Introducing Agentic Form Filling: Automating Document Data Entry

TL;DR
- With Tensorlake you can now fill PDF forms automatically using layout-aware widget detection and LLM-based mapping of key-value pairs.
- It works for PDFs that provide fillable widgets and for image-based scanned forms by grounding every field with bounding boxes and labels.
- You send a
form filling promptand the document you want to get automatically filled. You get back a filled PDF plus metadata you can use for review, auditing, and retries.
This post introduces Tensorlake’s agentic form filling: an end-to-end pipeline that detects form widgets, understands what each field means, and fills the PDF reliably from a natural-language prompt.
Manually form filling typically implies collecting information from several sources (e.g. documents, emails, databases, …) and then fill the fields in a form, carefully matching the information that needs to be filled. Furthermore, in some cases, the forms might be scanned documents, which means that need to be filled by hand and then might require additional scanning after filling.

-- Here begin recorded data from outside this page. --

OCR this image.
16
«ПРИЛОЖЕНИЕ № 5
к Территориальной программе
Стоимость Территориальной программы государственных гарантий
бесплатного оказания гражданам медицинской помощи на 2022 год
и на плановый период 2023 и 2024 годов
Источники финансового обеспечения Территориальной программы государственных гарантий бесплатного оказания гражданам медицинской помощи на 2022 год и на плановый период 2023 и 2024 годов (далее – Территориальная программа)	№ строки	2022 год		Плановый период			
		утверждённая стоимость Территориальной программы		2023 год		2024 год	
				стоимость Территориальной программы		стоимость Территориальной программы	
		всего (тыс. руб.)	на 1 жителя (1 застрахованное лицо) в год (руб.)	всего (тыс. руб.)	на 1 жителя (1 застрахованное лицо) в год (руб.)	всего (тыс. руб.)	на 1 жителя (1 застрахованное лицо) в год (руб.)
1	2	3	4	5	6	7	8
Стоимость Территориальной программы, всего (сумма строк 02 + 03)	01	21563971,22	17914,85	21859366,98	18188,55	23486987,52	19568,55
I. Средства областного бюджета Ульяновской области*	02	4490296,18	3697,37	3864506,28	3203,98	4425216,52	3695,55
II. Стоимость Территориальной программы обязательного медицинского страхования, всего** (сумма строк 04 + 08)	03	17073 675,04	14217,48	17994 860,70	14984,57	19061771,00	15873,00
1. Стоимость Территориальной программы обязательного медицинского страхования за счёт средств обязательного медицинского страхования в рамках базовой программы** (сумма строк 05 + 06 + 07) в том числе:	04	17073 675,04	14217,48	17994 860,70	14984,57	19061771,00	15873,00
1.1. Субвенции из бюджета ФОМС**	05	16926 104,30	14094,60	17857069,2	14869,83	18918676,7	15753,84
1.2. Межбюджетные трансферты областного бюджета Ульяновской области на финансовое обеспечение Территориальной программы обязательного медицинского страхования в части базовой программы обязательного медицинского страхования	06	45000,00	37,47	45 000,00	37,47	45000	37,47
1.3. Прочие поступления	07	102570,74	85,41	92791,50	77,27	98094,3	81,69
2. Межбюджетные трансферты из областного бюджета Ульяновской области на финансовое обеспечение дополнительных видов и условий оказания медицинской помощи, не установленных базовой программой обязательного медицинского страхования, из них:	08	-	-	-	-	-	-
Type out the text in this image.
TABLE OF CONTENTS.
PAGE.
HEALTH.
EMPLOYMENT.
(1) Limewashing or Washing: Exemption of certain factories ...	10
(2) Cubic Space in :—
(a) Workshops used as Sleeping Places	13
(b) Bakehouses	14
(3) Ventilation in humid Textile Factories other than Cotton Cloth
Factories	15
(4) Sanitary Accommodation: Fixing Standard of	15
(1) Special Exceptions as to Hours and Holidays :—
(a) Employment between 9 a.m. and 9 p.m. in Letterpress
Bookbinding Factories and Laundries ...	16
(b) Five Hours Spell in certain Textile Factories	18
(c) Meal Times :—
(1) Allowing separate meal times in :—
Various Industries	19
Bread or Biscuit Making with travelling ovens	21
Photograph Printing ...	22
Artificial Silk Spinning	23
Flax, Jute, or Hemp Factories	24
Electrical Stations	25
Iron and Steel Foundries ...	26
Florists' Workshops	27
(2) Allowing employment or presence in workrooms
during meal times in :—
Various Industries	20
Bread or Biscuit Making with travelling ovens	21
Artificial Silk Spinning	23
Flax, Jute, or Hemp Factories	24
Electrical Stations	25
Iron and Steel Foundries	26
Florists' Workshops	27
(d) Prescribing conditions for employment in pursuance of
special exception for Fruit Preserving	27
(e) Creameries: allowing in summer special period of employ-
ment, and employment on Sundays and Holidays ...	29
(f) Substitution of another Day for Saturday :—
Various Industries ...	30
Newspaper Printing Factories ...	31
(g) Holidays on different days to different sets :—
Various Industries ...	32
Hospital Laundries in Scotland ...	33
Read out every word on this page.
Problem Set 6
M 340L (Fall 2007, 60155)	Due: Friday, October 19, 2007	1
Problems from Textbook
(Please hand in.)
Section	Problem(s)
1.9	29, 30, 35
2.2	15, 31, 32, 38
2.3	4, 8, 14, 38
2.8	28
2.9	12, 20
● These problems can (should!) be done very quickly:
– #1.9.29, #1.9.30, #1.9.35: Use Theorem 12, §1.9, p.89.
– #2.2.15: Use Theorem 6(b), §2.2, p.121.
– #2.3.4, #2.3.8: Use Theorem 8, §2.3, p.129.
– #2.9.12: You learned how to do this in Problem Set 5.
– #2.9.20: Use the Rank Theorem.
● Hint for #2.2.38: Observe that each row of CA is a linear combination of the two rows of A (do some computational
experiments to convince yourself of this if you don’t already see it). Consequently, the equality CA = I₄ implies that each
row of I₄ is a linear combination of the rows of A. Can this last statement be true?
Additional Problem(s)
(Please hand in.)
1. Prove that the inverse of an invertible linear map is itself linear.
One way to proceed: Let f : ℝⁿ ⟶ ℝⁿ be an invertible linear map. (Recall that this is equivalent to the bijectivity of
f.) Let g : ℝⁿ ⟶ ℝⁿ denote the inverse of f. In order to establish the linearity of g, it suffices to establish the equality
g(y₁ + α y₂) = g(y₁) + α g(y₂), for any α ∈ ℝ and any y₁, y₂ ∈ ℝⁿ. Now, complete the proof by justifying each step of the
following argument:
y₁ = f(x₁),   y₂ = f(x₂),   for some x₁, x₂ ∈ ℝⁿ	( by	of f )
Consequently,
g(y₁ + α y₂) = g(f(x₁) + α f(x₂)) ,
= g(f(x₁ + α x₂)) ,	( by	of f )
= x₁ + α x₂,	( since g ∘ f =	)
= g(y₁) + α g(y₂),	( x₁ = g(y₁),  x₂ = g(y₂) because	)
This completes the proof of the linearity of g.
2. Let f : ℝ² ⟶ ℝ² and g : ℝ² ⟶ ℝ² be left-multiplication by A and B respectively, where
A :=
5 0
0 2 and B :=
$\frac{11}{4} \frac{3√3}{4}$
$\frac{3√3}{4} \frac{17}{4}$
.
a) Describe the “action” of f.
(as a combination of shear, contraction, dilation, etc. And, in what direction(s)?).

At Tensorlake, we have considered the lifecycle for form filling and provided a solution that can deal with fillable and scanned forms, allowing specifying the content to be added to the form using a prompt, which may contain a detailed set of fields and values in JSON format, or simply a set of instructions in natural language. The request is processed by Tensorlake, the form is analysed, widgets are added if not in the form and then filled. The filled PDF is available for download once the process finishes.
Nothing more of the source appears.